Treasury Secretary Timothy Geithner and other officials warn that a default could prove catastrophic for an economy still recovering from the worst recession in decades. But some skeptics, including conservative Republicans like Sen. Pat Toomey of Pennsylvania, say Geithner can manage Treasury’s cash flow to avoid a catastrophe if Congress fails to act.

House Republicans tweaked their measure Wednesday to enhance its prospects of passage after a worse-than expected cost estimate from congressional budget analysts on Tuesday. The changes were modest, but under arcane budget conventions, they brought projected savings for 2012 to $22 billion, part of a 10-year cut of $917 billion. That would trigger a $900 billion increase in the debt limit.

While the Boehner and Reid measures differed in key details, they also shared similarities that underscored the concessions made by the two sides in recent days. Reid’s bill does not envision a tax increase to reduce deficits, a bow to Republicans. But neither does the House measure require passage of a constitutional balanced budget amendment for state ratification, a step in the direction of Obama and the Democrats.

For Boehner, the vote shaped up as a critical test of his ability to lead a fractious majority that includes 87 first-term lawmakers, many of them elected with tea party support. Passage also was imperative to maximize Boehner’s leverage with Obama and Reid in a fast-approaching endgame.

Boehner showed fire in a meeting Wednesday with the Republican caucus.

“Get your ass in line,” Boehner told the rank and file. “I can’t do this job unless you’re behind me.”

But one such first-term Republican said again Thursday he likely would oppose the measure.

“Right now, I can’t” vote for it, Rep.
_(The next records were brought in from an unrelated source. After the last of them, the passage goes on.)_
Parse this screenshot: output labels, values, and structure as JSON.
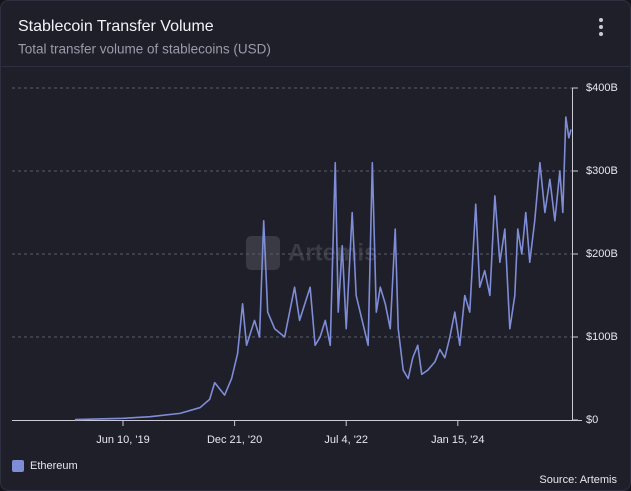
{
  "chart_data": {
    "type": "line",
    "title": "Stablecoin Transfer Volume",
    "subtitle": "Total transfer volume of stablecoins (USD)",
    "watermark": "Artemis",
    "source": "Source: Artemis",
    "x": [
      "2018-10-12",
      "2019-06-10",
      "2019-10-24",
      "2020-03-22",
      "2020-07-01",
      "2020-08-18",
      "2020-09-12",
      "2020-11-01",
      "2020-12-06",
      "2021-01-05",
      "2021-01-30",
      "2021-02-19",
      "2021-03-31",
      "2021-04-25",
      "2021-05-16",
      "2021-06-05",
      "2021-07-10",
      "2021-08-29",
      "2021-10-18",
      "2021-11-12",
      "2022-01-04",
      "2022-01-29",
      "2022-02-23",
      "2022-03-21",
      "2022-04-15",
      "2022-05-10",
      "2022-05-25",
      "2022-06-14",
      "2022-07-04",
      "2022-08-03",
      "2022-08-23",
      "2022-09-22",
      "2022-10-22",
      "2022-11-12",
      "2022-12-02",
      "2022-12-22",
      "2023-01-16",
      "2023-02-10",
      "2023-03-07",
      "2023-03-22",
      "2023-04-16",
      "2023-05-11",
      "2023-06-03",
      "2023-06-28",
      "2023-07-18",
      "2023-08-17",
      "2023-09-22",
      "2023-10-17",
      "2023-11-11",
      "2023-12-06",
      "2023-12-31",
      "2024-01-25",
      "2024-02-19",
      "2024-03-15",
      "2024-04-14",
      "2024-05-04",
      "2024-05-29",
      "2024-06-24",
      "2024-07-19",
      "2024-08-13",
      "2024-09-07",
      "2024-10-02",
      "2024-10-27",
      "2024-11-11",
      "2024-12-01",
      "2024-12-21",
      "2025-01-10",
      "2025-02-04",
      "2025-03-02",
      "2025-03-27",
      "2025-04-21",
      "2025-05-16",
      "2025-06-10",
      "2025-06-25",
      "2025-07-10",
      "2025-07-25",
      "2025-08-05"
    ],
    "series": [
      {
        "name": "Ethereum",
        "color": "#7f8cd6",
        "values": [
          0.5,
          2,
          4,
          8,
          15,
          25,
          45,
          30,
          50,
          80,
          140,
          90,
          120,
          100,
          240,
          130,
          110,
          100,
          160,
          120,
          160,
          90,
          100,
          120,
          90,
          310,
          130,
          210,
          110,
          250,
          150,
          120,
          90,
          310,
          130,
          160,
          140,
          110,
          230,
          110,
          60,
          50,
          75,
          90,
          55,
          60,
          70,
          85,
          75,
          100,
          130,
          90,
          150,
          130,
          260,
          160,
          180,
          150,
          270,
          190,
          230,
          110,
          150,
          230,
          200,
          250,
          190,
          240,
          310,
          250,
          290,
          240,
          300,
          250,
          365,
          340,
          350
        ]
      }
    ],
    "xlim": [
      "2017-11-30",
      "2025-08-10"
    ],
    "xticks": [
      {
        "value": "2019-06-10",
        "label": "Jun 10, '19"
      },
      {
        "value": "2020-12-21",
        "label": "Dec 21, '20"
      },
      {
        "value": "2022-07-04",
        "label": "Jul 4, '22"
      },
      {
        "value": "2024-01-15",
        "label": "Jan 15, '24"
      }
    ],
    "ylim": [
      0,
      400
    ],
    "yticks": [
      {
        "value": 0,
        "label": "$0"
      },
      {
        "value": 100,
        "label": "$100B"
      },
      {
        "value": 200,
        "label": "$200B"
      },
      {
        "value": 300,
        "label": "$300B"
      },
      {
        "value": 400,
        "label": "$400B"
      }
    ],
    "grid": true,
    "legend": "bottom-left"
  }
}
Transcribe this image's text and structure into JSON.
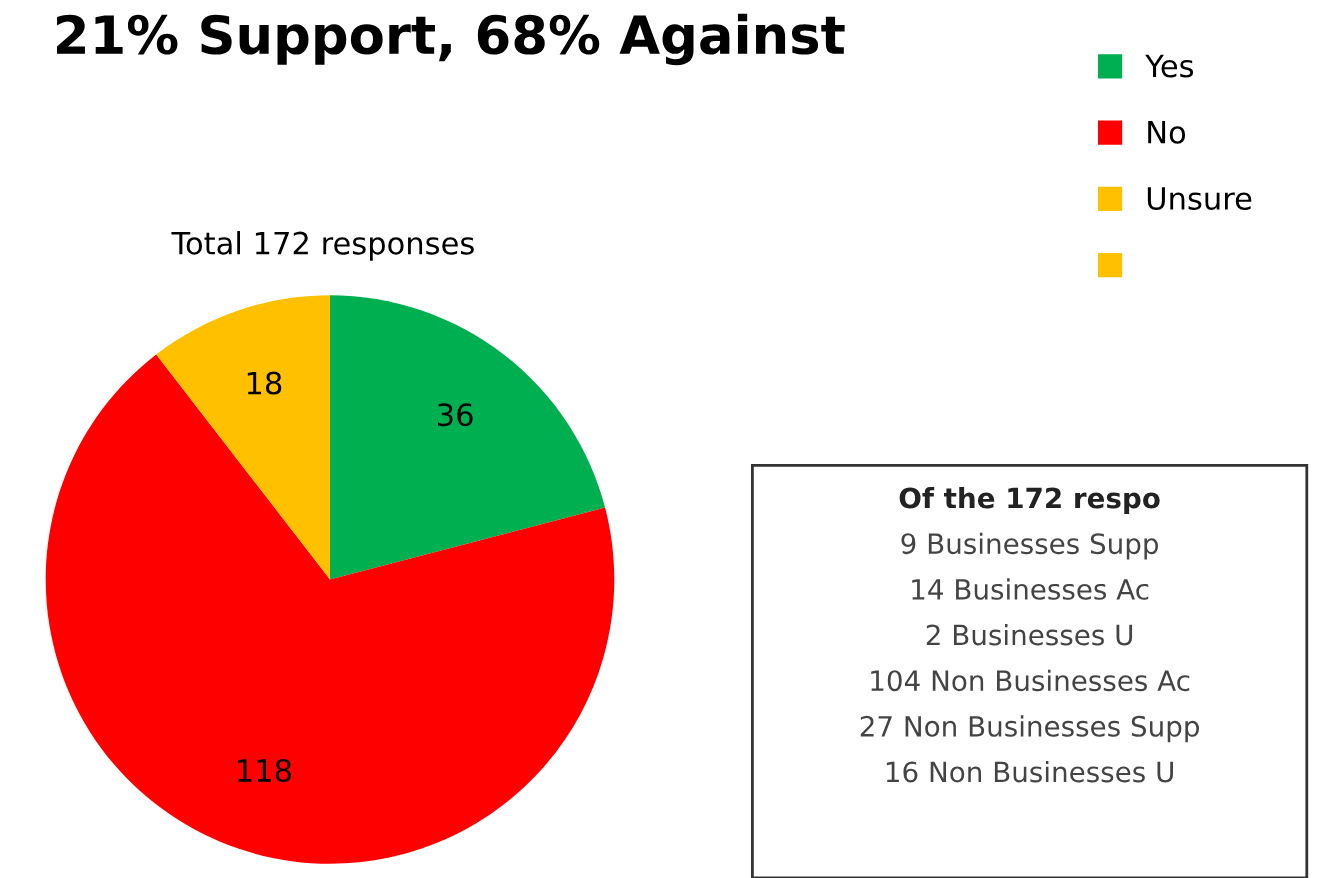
{
  "chart_data": {
    "type": "pie",
    "title": "21% Support, 68% Against",
    "subtitle": "Total 172 responses",
    "categories": [
      "Yes",
      "No",
      "Unsure",
      null
    ],
    "values": [
      36,
      118,
      18,
      0
    ],
    "colors": [
      "#00b050",
      "#ff0000",
      "#ffc000",
      "#ffc000"
    ],
    "data_labels": true,
    "legend": "top right",
    "annotations": [
      "Of the 172 respo",
      "9 Businesses Supp",
      "14 Businesses Ac",
      "2 Businesses U",
      "104 Non Businesses Ac",
      "27 Non Businesses Supp",
      "16 Non Businesses U"
    ]
  }
}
Joe Walsh of Illinois told CBS’s “The Early Show.”

He did give Boehner credit for working hard on the problem and called the speaker’s proposal “a step in the right direction.”

Walsh said that Congress is “too obsessed” with the Aug. 2 default deadline, saying chances of getting more meaningful deficit-reduction right would be better if lawmakers weren’t wedded to that drop-dead date. “We’ve got plenty of revenues in August to service our debt,” he said.